Nous ne revendiquons pas le retour à des cours d’eau au débit naturel sans aucun impact anthropique, seulement le respect d’un minimum inconditionnel garantissant la vie, ainsi qu’un fonctionnement satisfaisant dont découlent des services écosystémiques qui bénéficient aux humains. Si nous ne sommes pas là pour le faire, qui le fera ? Visiblement, pas l’Etat.
La sécheresse exceptionnelle que nous vivons change-t-elle quelque chose ? Les stockages, solution plébiscitée par le monde agricole, se sont peu remplis cet hiver, comme l’ont déjà expérimenté de nombreuses autres régions du monde. L’agriculture irriguée est donc menacée cette année. Au nom de cette crise, devrions-nous accepter le sacrifice de la Têt ? Je pourrais faire une réponse juridique : pas dans les limites définies par la loi. Mais au delà du droit, c’est bien maintenant que tout se joue.

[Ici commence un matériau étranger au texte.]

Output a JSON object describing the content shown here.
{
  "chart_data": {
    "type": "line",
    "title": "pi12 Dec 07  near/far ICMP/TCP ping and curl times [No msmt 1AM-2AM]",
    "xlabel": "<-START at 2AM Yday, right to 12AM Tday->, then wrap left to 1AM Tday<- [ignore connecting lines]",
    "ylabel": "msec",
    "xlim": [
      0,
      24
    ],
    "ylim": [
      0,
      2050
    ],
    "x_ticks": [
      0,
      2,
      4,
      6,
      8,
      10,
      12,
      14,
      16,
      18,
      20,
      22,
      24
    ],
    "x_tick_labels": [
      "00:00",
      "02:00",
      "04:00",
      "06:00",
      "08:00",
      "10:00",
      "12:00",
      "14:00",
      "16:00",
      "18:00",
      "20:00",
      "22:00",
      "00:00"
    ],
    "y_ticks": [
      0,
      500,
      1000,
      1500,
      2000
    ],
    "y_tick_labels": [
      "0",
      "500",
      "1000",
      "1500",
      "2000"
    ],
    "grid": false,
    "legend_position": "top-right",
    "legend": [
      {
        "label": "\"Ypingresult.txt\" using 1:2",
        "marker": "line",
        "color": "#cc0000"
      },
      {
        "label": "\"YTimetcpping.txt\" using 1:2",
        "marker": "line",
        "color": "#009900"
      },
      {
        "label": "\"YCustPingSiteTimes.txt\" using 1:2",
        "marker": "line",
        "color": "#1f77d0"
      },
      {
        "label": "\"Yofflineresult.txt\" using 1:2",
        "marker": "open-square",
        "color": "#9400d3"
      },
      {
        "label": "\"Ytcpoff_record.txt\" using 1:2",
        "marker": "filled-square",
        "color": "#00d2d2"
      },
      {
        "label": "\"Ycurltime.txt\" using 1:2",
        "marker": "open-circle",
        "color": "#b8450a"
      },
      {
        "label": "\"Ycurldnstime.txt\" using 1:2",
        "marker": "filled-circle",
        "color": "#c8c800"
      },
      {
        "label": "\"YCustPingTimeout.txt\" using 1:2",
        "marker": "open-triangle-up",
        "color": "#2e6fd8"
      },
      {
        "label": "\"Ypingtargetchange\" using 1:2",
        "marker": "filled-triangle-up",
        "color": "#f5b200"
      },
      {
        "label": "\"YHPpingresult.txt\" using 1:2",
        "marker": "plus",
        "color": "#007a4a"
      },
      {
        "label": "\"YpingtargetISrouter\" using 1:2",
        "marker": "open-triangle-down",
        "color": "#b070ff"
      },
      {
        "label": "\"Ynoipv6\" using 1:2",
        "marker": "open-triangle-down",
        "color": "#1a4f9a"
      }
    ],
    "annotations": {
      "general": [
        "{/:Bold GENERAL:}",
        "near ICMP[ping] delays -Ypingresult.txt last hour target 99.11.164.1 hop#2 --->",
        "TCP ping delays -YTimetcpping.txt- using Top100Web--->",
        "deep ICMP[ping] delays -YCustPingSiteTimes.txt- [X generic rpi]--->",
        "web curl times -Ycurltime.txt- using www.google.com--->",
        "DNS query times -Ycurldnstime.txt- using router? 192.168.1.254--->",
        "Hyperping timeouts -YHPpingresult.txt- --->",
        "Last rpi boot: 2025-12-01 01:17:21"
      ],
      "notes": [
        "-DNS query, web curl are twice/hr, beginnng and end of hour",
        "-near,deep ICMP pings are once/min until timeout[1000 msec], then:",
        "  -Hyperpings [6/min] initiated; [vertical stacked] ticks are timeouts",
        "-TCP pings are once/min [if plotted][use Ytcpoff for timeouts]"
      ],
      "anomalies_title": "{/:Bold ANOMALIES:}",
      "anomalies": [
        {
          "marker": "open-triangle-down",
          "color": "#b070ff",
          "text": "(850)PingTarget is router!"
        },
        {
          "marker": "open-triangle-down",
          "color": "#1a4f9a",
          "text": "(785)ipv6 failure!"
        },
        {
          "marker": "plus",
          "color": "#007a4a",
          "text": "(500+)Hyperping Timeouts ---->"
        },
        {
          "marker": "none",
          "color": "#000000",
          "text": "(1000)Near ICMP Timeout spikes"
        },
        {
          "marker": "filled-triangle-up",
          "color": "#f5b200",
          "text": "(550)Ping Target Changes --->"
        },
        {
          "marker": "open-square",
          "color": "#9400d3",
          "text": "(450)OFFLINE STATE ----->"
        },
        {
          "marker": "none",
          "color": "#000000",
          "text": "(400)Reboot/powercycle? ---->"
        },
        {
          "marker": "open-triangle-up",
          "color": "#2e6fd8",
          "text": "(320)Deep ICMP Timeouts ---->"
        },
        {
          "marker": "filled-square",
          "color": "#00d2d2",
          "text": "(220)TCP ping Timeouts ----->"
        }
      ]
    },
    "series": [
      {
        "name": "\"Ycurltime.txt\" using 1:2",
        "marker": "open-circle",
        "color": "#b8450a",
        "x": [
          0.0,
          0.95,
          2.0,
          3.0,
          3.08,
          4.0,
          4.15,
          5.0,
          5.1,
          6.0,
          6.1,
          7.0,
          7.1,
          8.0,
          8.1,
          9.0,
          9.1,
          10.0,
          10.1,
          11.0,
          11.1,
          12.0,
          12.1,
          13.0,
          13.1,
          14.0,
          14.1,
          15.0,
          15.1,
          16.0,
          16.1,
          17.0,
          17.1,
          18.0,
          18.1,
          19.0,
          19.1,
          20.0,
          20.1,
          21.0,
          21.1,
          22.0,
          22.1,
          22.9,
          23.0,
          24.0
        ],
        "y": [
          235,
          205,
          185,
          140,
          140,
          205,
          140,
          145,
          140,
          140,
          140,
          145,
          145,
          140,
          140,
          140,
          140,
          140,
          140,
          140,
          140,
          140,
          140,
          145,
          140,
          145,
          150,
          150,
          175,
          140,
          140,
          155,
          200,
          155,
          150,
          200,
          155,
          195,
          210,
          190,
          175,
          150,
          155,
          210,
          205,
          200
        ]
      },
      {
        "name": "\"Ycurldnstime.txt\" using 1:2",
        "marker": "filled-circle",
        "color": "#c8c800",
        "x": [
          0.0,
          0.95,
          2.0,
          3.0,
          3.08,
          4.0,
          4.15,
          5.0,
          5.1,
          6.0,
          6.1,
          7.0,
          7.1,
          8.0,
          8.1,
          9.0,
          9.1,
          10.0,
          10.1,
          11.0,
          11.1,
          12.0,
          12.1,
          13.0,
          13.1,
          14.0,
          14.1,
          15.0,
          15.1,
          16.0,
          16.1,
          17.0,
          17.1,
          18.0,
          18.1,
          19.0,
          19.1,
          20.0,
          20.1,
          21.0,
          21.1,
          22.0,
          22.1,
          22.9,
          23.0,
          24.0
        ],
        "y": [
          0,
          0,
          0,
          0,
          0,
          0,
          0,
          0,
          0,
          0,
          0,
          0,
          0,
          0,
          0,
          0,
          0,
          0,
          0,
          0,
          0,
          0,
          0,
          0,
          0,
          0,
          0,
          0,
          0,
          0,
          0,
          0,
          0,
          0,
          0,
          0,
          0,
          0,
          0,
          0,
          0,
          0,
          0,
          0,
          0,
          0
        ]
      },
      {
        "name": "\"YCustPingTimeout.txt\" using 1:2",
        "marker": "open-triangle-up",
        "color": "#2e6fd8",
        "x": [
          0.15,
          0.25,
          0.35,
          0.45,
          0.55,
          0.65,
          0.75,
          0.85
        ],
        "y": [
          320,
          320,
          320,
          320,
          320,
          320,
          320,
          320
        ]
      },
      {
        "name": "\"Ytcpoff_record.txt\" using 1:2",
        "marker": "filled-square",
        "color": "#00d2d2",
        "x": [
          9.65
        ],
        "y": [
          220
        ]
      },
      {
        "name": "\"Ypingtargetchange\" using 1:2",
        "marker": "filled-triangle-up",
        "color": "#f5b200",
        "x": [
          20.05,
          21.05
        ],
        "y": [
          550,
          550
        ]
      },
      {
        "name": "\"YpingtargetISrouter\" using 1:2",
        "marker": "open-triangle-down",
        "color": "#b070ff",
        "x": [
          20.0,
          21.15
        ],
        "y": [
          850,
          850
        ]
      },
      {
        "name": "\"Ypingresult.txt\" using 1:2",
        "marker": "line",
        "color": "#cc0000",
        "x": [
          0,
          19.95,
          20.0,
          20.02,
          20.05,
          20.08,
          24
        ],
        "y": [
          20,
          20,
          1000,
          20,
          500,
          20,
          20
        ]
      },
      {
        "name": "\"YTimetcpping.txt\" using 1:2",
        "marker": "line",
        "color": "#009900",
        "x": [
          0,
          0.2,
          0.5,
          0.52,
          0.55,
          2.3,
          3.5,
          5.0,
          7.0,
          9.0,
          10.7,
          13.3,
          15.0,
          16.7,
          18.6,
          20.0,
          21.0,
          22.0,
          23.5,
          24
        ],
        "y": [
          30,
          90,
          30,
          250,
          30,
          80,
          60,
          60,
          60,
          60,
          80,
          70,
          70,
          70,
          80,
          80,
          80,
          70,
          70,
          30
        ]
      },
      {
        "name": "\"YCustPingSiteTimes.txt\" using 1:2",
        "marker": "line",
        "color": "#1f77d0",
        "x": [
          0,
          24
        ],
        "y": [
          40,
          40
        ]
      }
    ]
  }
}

Si nous capitulons face à cette sécheresse au nom de l’exception, que ferons-nous demain, lorsque l’exception deviendra la règle ? Est-ce le monde d’après que nous voulons ? Un monde où les cours d’eau sont morts du fait d’une sécheresse créée par l’humanité, mais où l’on pourrait encore, pour un temps, exporter nos productions ? C’est le moment de tenir la position, et il est regrettable que nous soyons si peu à avoir le courage de le faire. Dans les campagnes du Roussillon et des Corbières, la terreur règne, et de trop nombreux élus, de droite comme de gauche, hurlent avec les loups sans se soucier de l’intérêt général, au nom du maintien, le plus longtemps possible, d’un modèle agricole encore trop gaspilleur d’eau et trop dépendant de l’irrigation.
Pour nous, l’intérêt général passe par le maintien d’un minimum pour les écosystèmes, et un partage équitable du surplus – s’il existe – entre les différents usages humains. S’adapter ne signifie pas s’accaparer la part minimale des écosystèmes, mais réduire les usages, les optimiser, et les prioriser en fonction de la diminution de la ressource. Faute d’anticipation suffisante des limites écosystémiques, l’agriculture risque de subir une pression de sélection drastique dès cet été, ce qui ne sera pas sans dommages économiques et sociaux. Ceux qui s’en sortiront le mieux ne seront peut-être pas ceux que l’on croit, bénéficiaires d’un système d’irrigation, mais aussi dépendants et donc vulnérables. Quoi qu’il arrive, il n’y a aucune raison que la nature paye une fois de plus l’addition des erreurs de l’agriculture intensive. Il est de notre responsabilité de nous en assurer en rappelant les limites légales, tout en continuant à appeler de nos vœux la révolution agroécologique.